All these data combined suggest that with sapienic acid, there may be a quick two-step process leading to antimicrobial activity that appears to be time and sapienic acid concentration dependent. As P. gingivalis cells are exposed to sapienic acid they begin taking up large amounts of the lipid, become stressed and quickly mount a response by adjusting protein activity, as evidenced by the differential protein profiles and the upregulation of several components important in microbial metabolism in diverse environments (e.g., glycerate dehydrogenase, nicotinamide adenine dinucleotide (NAD)-dependent glutamate dehydrogenase, glyceraldehydes 3-phosphate dehydrogenase and phosphoserine amino transferase). It is possible, however, that as a critical point (time and/or lipid concentration) is reached, rescue attempts fail and these cells succumb to lysis. Further analysis of the metabolic consequences of sapienic acid treatment on P. gingivalis will be necessary to confirm this and will possibly be the subject of future studies.

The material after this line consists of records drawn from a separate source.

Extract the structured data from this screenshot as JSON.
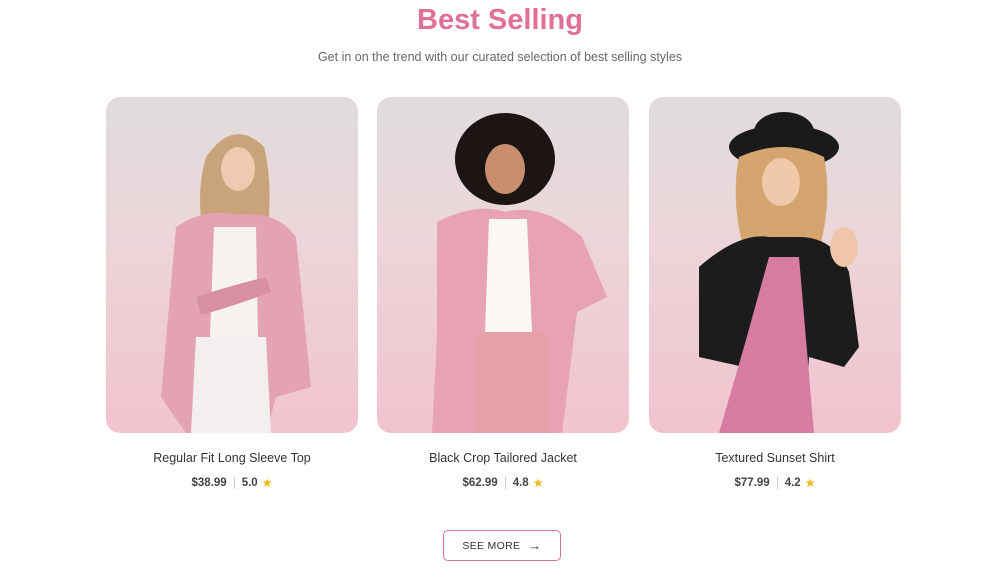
{
  "section": {
    "title": "Best Selling",
    "subtitle": "Get in on the trend with our curated selection of best selling styles"
  },
  "products": [
    {
      "name": "Regular Fit Long Sleeve Top",
      "price": "$38.99",
      "rating": "5.0"
    },
    {
      "name": "Black Crop Tailored Jacket",
      "price": "$62.99",
      "rating": "4.8"
    },
    {
      "name": "Textured Sunset Shirt",
      "price": "$77.99",
      "rating": "4.2"
    }
  ],
  "cta": {
    "label": "SEE MORE",
    "icon": "arrow-right-icon"
  },
  "colors": {
    "accent": "#e0709a",
    "star": "#f5b70a"
  }
}
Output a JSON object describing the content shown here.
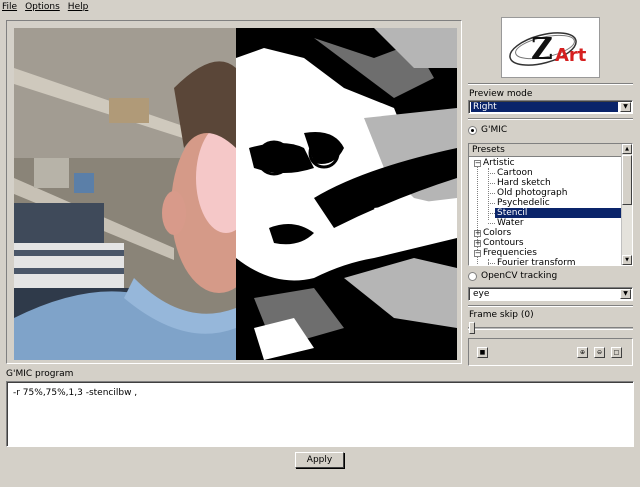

The ‘self-disinfecting' properties of the skin have been recognized since 1942 when Burtenshaw described skin lipids that were active against a number of bacteria.[21] Recent studies indicate that fatty acids and sphingoid bases function as innate immune molecules on the skin,[11,69] oral mucosa[70] and in other body fluids such as breast milk[71,72] and sebum.[73] In addition, lipid deficiencies or imbalances in lipid ratios are associated with several diseases. For example, both deficient hexadecanoic acid production[74] and decreased levels of sphingosine[75] are associated with atopic dermatitis and subsequent increase in S. aureus skin colonization within otherwise healthy individuals. In addition, cystic fibrosis is linked with abnormal fatty acid metabolism.[76,77] In another study, failure to clear skin infections of Staphylococus aureus or Streptococcus pyogenes within innate immunodeficient mice was linked to mutation of an enzyme necessary for palmitoleic and oleic acid production.[78] Based on this information, it is possible that imbalances in lipid ratios or defective production of certain lipids could be responsible for other skin and oral diseases but this has yet to be determined. It becomes reasonable then to speculate that topical application of endogenous lipid formulations could potentially supplement the natural immune function of lipids on skin and other mucosal surfaces.[79]

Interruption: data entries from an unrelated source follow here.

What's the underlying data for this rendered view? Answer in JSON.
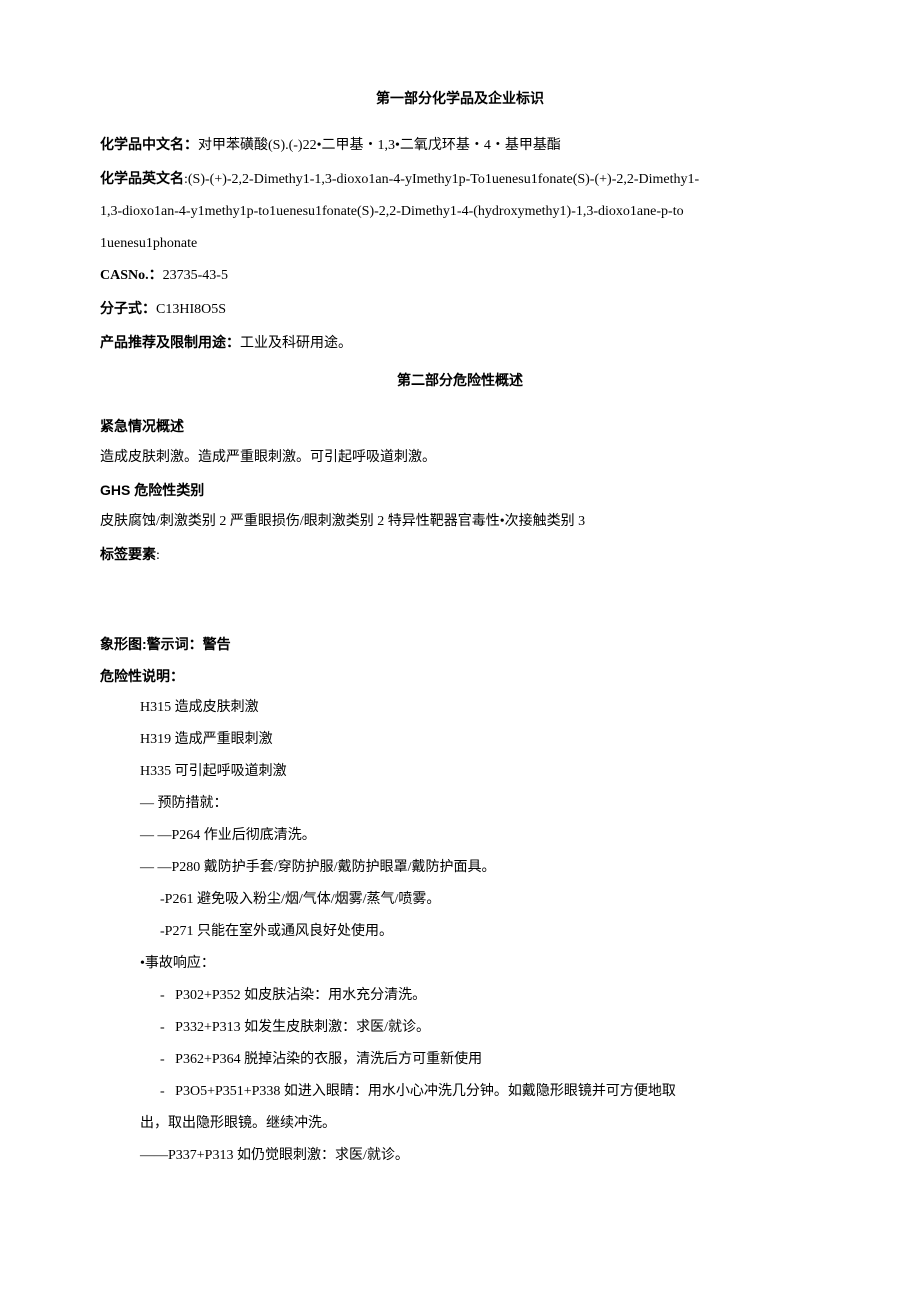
{
  "section1": {
    "title": "第一部分化学品及企业标识",
    "chineseNameLabel": "化学品中文名：",
    "chineseName": "对甲苯磺酸(S).(-)22•二甲基・1,3•二氧戊环基・4・基甲基酯",
    "englishNameLabel": "化学品英文名",
    "englishName1": ":(S)-(+)-2,2-Dimethy1-1,3-dioxo1an-4-yImethy1p-To1uenesu1fonate(S)-(+)-2,2-Dimethy1-",
    "englishName2": "1,3-dioxo1an-4-y1methy1p-to1uenesu1fonate(S)-2,2-Dimethy1-4-(hydroxymethy1)-1,3-dioxo1ane-p-to",
    "englishName3": "1uenesu1phonate",
    "casLabel": "CASNo.：",
    "cas": "23735-43-5",
    "formulaLabel": "分子式：",
    "formula": "C13HI8O5S",
    "useLabel": "产品推荐及限制用途：",
    "use": "工业及科研用途。"
  },
  "section2": {
    "title": "第二部分危险性概述",
    "emergencyLabel": "紧急情况概述",
    "emergency": "造成皮肤刺激。造成严重眼刺激。可引起呼吸道刺激。",
    "ghsLabel": "GHS 危险性类别",
    "ghs": "皮肤腐蚀/刺激类别 2 严重眼损伤/眼刺激类别 2 特异性靶器官毒性•次接触类别 3",
    "labelElementsLabel": "标签要素",
    "pictogramLabel": "象形图:警示词：警告",
    "hazardLabel": "危险性说明：",
    "h315": "H315 造成皮肤刺激",
    "h319": "H319 造成严重眼刺激",
    "h335": "H335 可引起呼吸道刺激",
    "preventionLabel": "— 预防措就：",
    "p264": "—  —P264 作业后彻底清洗。",
    "p280": "—  —P280 戴防护手套/穿防护服/戴防护眼罩/戴防护面具。",
    "p261": "-P261 避免吸入粉尘/烟/气体/烟雾/蒸气/喷雾。",
    "p271": "-P271 只能在室外或通风良好处使用。",
    "responseLabel": "•事故响应：",
    "p302": "P302+P352 如皮肤沾染：用水充分清洗。",
    "p332": "P332+P313 如发生皮肤刺激：求医/就诊。",
    "p362": "P362+P364 脱掉沾染的衣服，清洗后方可重新使用",
    "p305": "P3O5+P351+P338 如进入眼睛：用水小心冲洗几分钟。如戴隐形眼镜并可方便地取",
    "p305b": "出，取出隐形眼镜。继续冲洗。",
    "p337": "——P337+P313 如仍觉眼刺激：求医/就诊。"
  }
}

With the increasing resistance of bacteria to many available antibiotic treatments[79] it becomes more important to look for alternative treatments. Undecylenic acid has been used in over-the-counter antifungal preparations for several years.[80,81] Hydrogels containing lipid suspensions are also appearing in the literature as topical treatments for a variety of viruses and bacteria[82,83] and have been used in mice with no apparent irritation or toxic side effects.[83] Clinical use of endogenous lipids would have several advantages over other antibiotic treatments. Drake et al.[11] point out that because they are normal occupants of the skin [and oral mucosa] lipids are likely to be less irritating. In addition, because of their evolution with the potential pathogens of skin and oral mucosa it is more unlikely that these pathogens will readily develop resistance to treatment.[11] Additionally, fatty acids and sphingoid bases used in our studies were active within normal physiologic ranges (4.0–13.2 µg⋅mL−1 for total fatty acids and 0.5–5.0 µg⋅mL−1 for free long-chain bases)[12,13] and would therefore be effective in tolerable concentrations.

Crucial to the development of formulations that would stimulate the natural innate function is a better understanding of the spectrum of fatty acid and sphingoid base activities and mechanisms of action. Knowledge of mechanisms behind the antimicrobial activity of antibacterial lipids is sparse and these data contribute to the available information.